Texte zu literarischem Schreiben, Lesen von Literatur
Michael Maar, Die Schlange im Wolfspelz (2020)
Ein nicht nur lehrreiches, sondern auch exzellent geschriebenes Buch zur großen Frage: Was ist eigentlich guter Stil? Darüber hinaus hat der Autor die seltene Fähigkeit, unbekannte oder halb bekannte Text hochinteressant zu machen, und das mit Leichtigkeit, so als sei es keine große Sache, ein altes Buch hervorzuholen und die subtilen Eigenarten treffend zu beschreiben. Alle Textbeispiele sind überzeugend, und die Chance, dass man sich schon beim Lesen einige Klassiker sofort zulegt, ist hoch. Denn der Autor kann nicht nur perfekt aus den Büchern zitieren (=immer nur das, worauf es ankommt) sondern die Zitate auch perfekt kommentieren (=unterhaltsam erläutern und befragen, mit einem Blick sowohl fürs Detail als auch für das große Ganze).
Francine Prose, Reading Like a Writer.
Der Titel sagt es. Die Einführung erläutert, warum Close Reading für Autor:innen sinnvoll ist. Ansonsten finden sich hier zahlreiche Beispiellektüren, von denen sich direkt etwas lernen lässt.
James Fenton, An Introduction to English Poetry. (New York: Farrar, 2002)
Kurze, persönliche und scharfsinnige Einführung in Phänomene, die sich beim Lesen englischsprachiger Lyrik zu beachten lohnen. Wer nie genau weiß, wie man anständig über Rhythmus und Betonungen sprechen soll, findet hier ein Buch, mit dem sich nicht nur das Silbenzählen üben lässt, sondern in dem auch Erklärungen angeboten werden, warum das eigentlich interessant sein könnte.
Ezra Pound, ABC of Reading. (New York: New Directions, 2010 [1934])
Eigentümliche, sowohl scharfsinnige als auch unbegreifliche Mischung aus Reflexion und Handbuch, Snobismus und Punk, in erster Linie gedacht für zukünftige Poeten von ganz früher mal.
![Sutherland_How to Read](https://i0.wp.com/www.duszat.de/wp-content/uploads/2016/08/Sutherland_How-to-Read.jpeg?resize=193%2C300&ssl=1)
John Sutherland, How to Read a Novel.

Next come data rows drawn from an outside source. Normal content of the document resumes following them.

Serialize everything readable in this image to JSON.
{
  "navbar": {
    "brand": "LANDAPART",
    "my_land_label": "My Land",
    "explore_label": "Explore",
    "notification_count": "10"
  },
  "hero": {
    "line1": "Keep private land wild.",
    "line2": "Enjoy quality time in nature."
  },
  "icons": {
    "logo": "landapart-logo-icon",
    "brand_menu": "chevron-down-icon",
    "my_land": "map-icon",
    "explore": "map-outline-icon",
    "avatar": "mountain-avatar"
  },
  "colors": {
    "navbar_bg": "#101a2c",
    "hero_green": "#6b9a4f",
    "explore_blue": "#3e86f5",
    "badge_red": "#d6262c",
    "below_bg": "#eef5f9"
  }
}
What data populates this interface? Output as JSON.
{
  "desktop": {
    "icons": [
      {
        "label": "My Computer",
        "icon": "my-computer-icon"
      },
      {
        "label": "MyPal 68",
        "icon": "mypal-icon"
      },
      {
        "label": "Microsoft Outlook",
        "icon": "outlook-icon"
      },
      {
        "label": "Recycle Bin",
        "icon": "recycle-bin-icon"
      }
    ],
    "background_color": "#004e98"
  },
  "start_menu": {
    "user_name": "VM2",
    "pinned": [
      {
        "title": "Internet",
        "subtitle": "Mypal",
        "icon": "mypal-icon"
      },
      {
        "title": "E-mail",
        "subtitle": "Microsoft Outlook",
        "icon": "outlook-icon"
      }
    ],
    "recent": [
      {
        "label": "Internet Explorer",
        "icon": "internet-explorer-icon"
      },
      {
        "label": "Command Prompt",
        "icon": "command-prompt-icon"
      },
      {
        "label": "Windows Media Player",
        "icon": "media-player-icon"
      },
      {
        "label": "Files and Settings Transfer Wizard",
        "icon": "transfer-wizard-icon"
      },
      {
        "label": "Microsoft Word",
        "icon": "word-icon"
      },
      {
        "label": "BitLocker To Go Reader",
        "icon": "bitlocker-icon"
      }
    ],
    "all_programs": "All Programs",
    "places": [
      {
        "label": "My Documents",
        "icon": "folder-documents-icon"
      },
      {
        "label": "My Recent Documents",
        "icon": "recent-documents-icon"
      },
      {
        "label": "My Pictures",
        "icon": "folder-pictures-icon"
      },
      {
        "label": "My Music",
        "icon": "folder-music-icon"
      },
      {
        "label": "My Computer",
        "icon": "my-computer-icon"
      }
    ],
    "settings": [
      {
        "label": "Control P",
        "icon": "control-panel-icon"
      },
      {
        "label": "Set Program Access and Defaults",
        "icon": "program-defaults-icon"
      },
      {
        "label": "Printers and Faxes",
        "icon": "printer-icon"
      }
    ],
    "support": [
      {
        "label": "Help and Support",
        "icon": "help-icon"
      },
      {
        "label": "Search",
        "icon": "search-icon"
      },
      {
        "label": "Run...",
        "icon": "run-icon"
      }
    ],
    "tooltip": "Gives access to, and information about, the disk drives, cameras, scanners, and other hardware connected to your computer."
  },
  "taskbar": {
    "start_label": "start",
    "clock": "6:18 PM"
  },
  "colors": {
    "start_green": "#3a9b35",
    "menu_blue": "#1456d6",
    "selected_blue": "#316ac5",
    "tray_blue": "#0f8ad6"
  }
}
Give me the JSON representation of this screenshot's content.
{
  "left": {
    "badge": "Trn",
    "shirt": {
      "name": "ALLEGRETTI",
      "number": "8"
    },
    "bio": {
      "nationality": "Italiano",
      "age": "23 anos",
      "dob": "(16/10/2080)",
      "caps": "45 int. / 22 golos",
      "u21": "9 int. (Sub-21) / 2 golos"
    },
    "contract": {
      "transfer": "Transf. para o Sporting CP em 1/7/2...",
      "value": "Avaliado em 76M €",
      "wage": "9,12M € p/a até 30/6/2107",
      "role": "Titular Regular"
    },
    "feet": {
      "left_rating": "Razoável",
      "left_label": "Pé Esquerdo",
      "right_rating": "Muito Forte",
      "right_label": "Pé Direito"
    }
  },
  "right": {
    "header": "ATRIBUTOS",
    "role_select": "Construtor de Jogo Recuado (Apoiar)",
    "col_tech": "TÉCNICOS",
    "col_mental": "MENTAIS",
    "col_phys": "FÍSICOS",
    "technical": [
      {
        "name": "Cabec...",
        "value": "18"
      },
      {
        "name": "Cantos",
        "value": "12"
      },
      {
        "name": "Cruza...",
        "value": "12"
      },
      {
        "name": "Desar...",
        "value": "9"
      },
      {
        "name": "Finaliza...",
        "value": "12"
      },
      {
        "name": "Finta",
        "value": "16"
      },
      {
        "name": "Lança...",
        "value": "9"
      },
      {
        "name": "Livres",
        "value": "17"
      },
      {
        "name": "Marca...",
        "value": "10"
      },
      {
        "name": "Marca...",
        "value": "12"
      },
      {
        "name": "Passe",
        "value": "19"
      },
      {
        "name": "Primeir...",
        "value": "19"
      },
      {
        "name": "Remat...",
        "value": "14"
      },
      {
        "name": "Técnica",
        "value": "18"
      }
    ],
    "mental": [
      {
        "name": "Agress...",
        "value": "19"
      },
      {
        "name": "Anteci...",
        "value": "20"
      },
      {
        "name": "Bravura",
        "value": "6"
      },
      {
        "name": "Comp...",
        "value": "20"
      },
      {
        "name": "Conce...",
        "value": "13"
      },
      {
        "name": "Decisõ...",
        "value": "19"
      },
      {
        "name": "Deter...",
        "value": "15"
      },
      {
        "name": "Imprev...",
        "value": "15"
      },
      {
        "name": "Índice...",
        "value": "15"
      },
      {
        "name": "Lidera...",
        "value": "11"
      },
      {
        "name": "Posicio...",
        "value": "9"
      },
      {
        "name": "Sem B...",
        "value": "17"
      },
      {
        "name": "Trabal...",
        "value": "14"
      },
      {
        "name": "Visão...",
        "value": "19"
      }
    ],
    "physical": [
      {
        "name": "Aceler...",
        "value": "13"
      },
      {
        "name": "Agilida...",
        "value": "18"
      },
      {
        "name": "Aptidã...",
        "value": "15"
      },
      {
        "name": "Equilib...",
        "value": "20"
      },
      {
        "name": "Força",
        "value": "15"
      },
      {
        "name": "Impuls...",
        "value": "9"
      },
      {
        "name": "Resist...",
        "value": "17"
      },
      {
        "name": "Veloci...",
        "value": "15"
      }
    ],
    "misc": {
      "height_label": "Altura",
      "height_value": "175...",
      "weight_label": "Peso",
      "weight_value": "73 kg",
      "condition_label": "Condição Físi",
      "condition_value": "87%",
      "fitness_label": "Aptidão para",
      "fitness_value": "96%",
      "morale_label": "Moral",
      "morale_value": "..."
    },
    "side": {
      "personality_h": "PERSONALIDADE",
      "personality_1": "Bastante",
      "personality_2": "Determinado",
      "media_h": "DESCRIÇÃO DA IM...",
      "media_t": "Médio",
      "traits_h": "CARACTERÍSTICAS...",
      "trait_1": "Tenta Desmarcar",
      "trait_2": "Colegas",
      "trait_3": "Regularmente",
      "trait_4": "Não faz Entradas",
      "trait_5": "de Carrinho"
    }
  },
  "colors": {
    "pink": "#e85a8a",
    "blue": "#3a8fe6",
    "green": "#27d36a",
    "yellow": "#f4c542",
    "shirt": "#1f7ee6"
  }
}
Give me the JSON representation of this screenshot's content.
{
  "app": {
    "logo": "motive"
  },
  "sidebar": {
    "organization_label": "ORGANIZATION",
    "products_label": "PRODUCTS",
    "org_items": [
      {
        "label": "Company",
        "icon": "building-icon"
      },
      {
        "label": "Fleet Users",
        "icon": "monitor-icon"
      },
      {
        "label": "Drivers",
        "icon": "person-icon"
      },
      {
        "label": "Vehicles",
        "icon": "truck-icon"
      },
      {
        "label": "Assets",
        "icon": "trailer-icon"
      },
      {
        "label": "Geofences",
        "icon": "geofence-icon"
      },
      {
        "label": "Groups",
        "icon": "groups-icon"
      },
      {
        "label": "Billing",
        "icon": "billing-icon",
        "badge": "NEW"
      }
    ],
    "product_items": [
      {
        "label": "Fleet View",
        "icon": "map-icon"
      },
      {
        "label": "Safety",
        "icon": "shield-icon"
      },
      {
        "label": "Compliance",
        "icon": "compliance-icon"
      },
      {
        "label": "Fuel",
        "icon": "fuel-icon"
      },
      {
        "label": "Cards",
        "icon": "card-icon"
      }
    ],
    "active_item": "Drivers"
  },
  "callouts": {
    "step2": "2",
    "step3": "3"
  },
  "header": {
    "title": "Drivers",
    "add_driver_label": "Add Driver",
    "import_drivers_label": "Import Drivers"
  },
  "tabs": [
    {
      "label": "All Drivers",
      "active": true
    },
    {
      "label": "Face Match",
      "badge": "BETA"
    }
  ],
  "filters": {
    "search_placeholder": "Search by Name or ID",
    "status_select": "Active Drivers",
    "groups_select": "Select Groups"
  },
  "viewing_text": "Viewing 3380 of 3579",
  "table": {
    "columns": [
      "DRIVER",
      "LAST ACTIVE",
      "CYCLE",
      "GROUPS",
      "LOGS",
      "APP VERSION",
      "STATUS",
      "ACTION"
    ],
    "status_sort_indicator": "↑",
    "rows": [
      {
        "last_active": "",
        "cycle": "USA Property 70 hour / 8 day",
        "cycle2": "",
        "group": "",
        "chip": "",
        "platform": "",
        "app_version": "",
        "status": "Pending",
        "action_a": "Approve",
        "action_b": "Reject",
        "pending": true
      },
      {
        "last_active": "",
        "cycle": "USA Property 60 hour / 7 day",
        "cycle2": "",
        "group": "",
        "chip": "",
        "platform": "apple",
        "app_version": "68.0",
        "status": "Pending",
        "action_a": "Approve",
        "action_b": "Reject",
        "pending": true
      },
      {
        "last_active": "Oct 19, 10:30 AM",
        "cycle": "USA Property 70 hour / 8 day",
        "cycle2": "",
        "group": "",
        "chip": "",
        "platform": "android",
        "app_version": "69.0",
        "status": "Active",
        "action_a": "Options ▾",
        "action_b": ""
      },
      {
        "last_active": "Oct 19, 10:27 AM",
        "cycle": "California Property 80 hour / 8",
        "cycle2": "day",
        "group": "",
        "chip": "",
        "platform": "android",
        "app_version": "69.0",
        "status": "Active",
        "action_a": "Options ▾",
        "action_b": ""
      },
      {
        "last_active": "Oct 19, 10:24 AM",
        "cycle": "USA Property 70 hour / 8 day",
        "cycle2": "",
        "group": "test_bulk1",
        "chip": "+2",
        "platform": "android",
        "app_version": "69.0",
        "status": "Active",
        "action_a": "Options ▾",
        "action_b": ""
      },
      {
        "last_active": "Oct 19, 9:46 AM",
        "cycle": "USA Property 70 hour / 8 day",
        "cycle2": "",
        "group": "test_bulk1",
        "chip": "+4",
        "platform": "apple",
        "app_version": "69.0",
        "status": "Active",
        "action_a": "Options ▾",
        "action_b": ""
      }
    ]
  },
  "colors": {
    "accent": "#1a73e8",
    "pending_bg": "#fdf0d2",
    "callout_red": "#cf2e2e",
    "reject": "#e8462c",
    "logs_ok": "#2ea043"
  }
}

A User’s Guide. (London: Profile, 2006)
Gelehrtes und sehr lustiges Buch von einem altgedienten britischen Experten, der nichts mehr beweisen muss (beachte die Umschlagseite). Keine Anleitung zum Lesen im engeren Sinne, sondern eine Reflexion über verschiedene zunächst unscheinbare Themen, die uns beim Romanelesen steuern, also zu Titeln, Namen, Abbildungen, Anfangssätzen, Schriftarten und Gattungen. In diesem Sinne ein Crashkurs für Leute, die sich schon immer gefragt haben, was ein Paratext ist.
Der einzige Nachteil ist, dass das Buch im Jahr 2006 stecken geblieben ist, insofern sind die damals brandaktuellen Überlegungen zu Digitalisierung usw. mittlerweile wie in Eis konservierte Nachrichten von vorvorgestern.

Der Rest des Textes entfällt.